Dev Diaries - PCAPAnalyzer IV: Mistakes and manuals
Let’s be honest with ourselves for a moment here: when I decided that I was going to develop a tool from scratch, it was bound to have some bad choices in it. That’s how learning works, right?
So, both to avoid people from making these in the future and for your amusement and entertainment, let’s speak about those mistakes I made when developing this project.
The first one stemmed from a lack of experience with the tools at my disposal, in this case, specifically about the relational database mananagement system I chose to implement into our application here. If you remember our post about builduing the backend, I chose to implement MySQL
as the database management program for our data storage and querying. This turned out to be my first mistake.
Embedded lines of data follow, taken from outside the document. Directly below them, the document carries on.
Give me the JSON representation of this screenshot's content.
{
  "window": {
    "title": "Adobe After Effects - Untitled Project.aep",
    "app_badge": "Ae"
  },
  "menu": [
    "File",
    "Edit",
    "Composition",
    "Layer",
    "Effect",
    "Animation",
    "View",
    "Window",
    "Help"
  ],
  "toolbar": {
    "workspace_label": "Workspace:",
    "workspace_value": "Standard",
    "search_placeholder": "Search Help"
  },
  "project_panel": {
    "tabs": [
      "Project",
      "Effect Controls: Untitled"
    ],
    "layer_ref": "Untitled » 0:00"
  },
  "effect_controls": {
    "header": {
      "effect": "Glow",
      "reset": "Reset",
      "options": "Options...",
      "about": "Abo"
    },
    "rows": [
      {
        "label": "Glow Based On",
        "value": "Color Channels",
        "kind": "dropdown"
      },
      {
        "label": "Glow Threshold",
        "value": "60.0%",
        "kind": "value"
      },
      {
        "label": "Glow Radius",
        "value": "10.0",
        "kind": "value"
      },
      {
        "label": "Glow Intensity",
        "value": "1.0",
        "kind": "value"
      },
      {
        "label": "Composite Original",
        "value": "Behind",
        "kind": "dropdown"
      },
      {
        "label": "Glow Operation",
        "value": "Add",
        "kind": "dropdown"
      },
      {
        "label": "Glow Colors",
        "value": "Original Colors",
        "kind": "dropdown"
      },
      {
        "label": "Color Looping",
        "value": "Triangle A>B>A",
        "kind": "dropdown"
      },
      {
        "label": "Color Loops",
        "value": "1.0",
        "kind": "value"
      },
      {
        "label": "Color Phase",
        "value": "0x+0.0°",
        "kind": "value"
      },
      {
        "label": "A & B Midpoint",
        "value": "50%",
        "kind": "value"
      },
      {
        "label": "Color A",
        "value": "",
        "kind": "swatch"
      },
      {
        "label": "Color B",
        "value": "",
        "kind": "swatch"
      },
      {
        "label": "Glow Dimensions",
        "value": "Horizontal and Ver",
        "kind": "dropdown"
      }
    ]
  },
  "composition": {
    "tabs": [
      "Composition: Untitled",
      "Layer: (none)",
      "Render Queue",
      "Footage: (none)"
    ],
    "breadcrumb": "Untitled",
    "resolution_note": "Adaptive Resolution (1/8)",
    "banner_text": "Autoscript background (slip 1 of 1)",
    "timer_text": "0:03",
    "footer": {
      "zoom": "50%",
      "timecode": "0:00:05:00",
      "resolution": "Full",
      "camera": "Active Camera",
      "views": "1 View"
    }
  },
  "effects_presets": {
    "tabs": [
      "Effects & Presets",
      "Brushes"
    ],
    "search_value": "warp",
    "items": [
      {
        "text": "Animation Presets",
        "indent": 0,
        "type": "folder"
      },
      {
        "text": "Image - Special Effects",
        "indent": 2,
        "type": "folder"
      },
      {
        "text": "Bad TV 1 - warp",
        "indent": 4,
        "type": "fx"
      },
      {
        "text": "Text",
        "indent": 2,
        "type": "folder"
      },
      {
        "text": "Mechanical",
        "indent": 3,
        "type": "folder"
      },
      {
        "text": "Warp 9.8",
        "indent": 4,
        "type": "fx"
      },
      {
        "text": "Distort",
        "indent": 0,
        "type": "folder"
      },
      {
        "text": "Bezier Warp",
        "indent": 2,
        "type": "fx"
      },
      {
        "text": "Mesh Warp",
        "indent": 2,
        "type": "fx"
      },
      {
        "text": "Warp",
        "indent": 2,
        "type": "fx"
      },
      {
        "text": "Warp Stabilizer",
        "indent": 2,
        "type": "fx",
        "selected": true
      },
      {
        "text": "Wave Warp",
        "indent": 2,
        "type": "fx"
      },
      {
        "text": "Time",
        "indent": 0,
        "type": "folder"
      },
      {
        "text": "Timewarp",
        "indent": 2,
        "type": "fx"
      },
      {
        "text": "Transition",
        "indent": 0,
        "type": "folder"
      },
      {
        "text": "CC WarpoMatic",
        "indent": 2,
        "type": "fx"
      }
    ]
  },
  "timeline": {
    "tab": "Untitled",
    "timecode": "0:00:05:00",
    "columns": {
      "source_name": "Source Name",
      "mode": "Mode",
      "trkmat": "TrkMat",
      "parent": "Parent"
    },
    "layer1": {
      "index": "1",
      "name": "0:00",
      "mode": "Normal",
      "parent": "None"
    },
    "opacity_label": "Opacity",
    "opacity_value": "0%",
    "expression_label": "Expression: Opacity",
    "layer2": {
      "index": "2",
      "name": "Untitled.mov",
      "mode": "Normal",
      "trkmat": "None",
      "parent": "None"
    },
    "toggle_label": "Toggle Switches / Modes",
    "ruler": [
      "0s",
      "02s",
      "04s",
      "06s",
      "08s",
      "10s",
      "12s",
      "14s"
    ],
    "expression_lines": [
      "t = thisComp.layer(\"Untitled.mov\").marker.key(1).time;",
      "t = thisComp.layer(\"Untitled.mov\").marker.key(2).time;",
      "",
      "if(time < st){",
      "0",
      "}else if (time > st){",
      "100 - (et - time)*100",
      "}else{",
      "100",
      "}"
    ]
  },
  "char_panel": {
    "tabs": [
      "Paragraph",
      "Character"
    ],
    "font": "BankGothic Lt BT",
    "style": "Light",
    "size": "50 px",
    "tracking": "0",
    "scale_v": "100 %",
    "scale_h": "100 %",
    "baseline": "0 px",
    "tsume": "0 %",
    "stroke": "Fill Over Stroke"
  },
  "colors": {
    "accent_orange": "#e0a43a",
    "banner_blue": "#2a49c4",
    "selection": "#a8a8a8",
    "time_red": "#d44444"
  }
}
See, in the beginning, there was a general access with admin
to all databases. Turns out, this is not a really good idea, so that needed to change for production-grade releases. This turned me to look into some IAM, or Identity and Access management, for our product. This, in turn, showed me a comparison between user management systems in different relational databases. Turns out, when compared with the rest of the options, MySQL
is, let’s say, less good. It’s not bad per se, but having seen PostgreSQL
’s user, role, permission and ownership management system makes the former one look half-baked at best.
So, it came time to port the entire ecosystem to PostgreSQL
. This got me mixed results. On the frontend side, it was mostly simple in the php
and sql
side, even though I needed to make some slight modifications, mostly for time calculation. On the backend side, however, it was a mixed bag. Choosing the new python3
driver for database management system interaction was dead simple: the tried and true standard is just using psycopg2 and running with it, since it implements all of the python
database interaction standards as the specification requires, so it’s better standardized.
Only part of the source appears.